You can use explainer videos to clarify those complex issues and common misconceptions that can cloud clients’ understanding of financial matters. They’re often designed with a specific audience in mind, with an eye to offering up a solution and positioning the video’s provider as a reliable resource.
High production values are important in explainer videos. But fancy animation and sound effects mean nothing if you don’t have a solid story.
“In any video we produce, it all boils down to the script,” says Brandon Houston, CEO of Switch Video in Collingwood, Ont. “You can have a great-looking video that doesn’t perform well.”
As shareable and “snackable” content, explainer videos can enjoy a lengthy lifespan on the web, especially those that aren’t rooted in the news cycle. As a financial advisor, you might present a video on an RRSP strategy, applying for a certain tax credit or mutual funds.
With the right measure of captivating graphics and a compelling narrative told in simple terms, the explainer video can help you demonstrate your expertise as an advisor.
Houston shares three essential rules for creating an absorbing explainer video:
1. Start with a strong script
Writing a good script is the first and most crucial step in developing your video, Houston says. The narrative grounds the entire process. From the script, all the other pieces fall into place, such as the overall tone, the visuals and the sound effects.

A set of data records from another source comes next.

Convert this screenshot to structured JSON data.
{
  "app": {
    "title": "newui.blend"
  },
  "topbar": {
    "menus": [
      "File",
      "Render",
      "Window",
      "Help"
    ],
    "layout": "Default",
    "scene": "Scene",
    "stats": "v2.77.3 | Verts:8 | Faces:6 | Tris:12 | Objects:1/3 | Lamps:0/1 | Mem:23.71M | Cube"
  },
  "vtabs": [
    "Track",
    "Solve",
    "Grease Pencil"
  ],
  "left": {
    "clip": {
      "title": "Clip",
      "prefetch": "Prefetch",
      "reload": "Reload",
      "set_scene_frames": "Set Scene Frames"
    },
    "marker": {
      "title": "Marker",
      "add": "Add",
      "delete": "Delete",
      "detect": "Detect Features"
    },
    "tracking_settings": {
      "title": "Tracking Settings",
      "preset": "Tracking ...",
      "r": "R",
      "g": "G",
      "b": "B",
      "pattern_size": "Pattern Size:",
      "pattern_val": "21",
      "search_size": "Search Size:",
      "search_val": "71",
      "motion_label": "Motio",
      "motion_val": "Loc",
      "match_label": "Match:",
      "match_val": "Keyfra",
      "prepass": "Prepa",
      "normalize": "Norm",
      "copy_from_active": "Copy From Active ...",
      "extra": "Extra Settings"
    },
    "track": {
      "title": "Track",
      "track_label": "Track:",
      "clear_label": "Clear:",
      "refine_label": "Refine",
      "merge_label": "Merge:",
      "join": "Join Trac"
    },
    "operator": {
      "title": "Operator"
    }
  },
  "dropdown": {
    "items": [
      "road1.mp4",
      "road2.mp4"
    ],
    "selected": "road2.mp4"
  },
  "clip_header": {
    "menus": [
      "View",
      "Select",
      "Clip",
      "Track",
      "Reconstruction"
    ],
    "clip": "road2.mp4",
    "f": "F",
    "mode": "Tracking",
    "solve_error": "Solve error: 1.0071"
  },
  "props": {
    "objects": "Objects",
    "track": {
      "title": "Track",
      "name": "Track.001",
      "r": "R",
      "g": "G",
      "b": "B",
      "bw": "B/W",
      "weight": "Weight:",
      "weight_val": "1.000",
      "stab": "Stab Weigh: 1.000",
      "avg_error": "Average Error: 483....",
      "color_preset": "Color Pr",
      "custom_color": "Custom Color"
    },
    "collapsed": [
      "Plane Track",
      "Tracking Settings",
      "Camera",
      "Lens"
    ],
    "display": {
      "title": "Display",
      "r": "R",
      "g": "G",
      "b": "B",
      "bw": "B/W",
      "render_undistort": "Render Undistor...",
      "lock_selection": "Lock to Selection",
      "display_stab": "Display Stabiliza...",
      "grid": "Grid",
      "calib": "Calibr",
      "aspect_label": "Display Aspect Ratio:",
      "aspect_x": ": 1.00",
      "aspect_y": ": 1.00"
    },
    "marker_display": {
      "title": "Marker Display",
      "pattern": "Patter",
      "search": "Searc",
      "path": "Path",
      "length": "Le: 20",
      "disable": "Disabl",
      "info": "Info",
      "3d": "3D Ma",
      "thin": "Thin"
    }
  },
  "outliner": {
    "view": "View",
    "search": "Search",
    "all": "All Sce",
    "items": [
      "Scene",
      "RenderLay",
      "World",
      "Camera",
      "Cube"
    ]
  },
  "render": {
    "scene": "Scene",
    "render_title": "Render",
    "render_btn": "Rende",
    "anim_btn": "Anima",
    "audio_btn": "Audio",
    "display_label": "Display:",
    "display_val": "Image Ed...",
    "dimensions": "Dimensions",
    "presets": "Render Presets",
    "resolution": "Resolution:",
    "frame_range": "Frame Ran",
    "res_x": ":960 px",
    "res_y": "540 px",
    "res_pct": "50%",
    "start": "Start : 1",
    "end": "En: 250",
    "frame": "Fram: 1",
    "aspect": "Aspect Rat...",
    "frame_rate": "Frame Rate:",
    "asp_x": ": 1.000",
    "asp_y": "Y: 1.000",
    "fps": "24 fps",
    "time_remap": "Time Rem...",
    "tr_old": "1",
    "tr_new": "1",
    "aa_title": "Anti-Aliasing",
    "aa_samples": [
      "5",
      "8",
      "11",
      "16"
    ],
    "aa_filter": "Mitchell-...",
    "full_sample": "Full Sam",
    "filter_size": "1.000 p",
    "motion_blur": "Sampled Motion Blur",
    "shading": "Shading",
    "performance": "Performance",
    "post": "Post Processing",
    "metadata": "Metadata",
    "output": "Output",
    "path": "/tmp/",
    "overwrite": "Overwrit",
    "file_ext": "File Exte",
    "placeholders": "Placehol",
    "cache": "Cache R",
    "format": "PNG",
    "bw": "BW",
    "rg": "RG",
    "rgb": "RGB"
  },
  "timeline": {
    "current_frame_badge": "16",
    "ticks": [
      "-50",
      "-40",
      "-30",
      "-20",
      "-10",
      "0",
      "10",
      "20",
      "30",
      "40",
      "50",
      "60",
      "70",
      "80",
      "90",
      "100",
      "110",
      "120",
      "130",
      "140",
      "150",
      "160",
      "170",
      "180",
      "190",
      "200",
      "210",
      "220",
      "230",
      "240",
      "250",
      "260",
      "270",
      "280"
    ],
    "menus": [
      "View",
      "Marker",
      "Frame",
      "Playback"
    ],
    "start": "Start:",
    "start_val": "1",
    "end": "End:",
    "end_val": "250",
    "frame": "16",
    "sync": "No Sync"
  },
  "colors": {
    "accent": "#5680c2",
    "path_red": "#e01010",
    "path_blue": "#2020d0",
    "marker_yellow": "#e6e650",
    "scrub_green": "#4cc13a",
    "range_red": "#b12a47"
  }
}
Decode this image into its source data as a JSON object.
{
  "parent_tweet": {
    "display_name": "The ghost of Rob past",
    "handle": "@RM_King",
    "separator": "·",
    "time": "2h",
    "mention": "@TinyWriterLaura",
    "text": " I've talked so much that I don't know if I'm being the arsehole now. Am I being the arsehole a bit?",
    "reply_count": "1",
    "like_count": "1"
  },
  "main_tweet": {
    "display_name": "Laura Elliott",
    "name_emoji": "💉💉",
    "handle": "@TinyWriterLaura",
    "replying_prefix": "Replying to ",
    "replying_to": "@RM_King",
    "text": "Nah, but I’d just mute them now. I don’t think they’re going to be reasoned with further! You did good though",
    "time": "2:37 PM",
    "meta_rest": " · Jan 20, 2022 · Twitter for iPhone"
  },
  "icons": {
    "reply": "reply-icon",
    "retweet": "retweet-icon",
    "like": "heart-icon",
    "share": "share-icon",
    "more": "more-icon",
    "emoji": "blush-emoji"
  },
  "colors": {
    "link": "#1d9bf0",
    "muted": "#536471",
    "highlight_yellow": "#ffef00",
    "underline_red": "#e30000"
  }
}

One approach to finding a hook to your story is to draw up a profile of your average client. Then, you can map out “pain points” you’re in a position to address. Houston holds a discovery call with his clients to figure out how best to frame the topic at hand.
Metaphors can be a useful tool in helping viewers understand difficult topics. “Our working memory is fairly limited,” Houston says. “We rely on prior knowledge and shared memories.”
2. Keep it short
Most explainer videos should fall between 60 seconds and 90 seconds, Houston says, otherwise you lose the audience’s attention. He and his staff work to “compress complex information in so few words,” averaging about 120 to 140 words per minute of video.
While it’s not a hard-and-fast rule, if you don’t stick to that time limit, you risk losing out on the opportunity to educate your clients.
> Avoid the “talking head”
Think of explainer videos as visual stories that draw heavily on graphics — whether you decide to use animation, photographs or charts — to help illustrate the points. A video that is presented as a one-way conversation will not have the desired effect.
And even though you might be the best qualified to explain the subject, that doesn’t mean you’re the best person to be the face — or the voice— of the video, Houston says. The narrator you choose should embody the right inflections, tone and speed to hold people’s attention long enough that they leave better informed.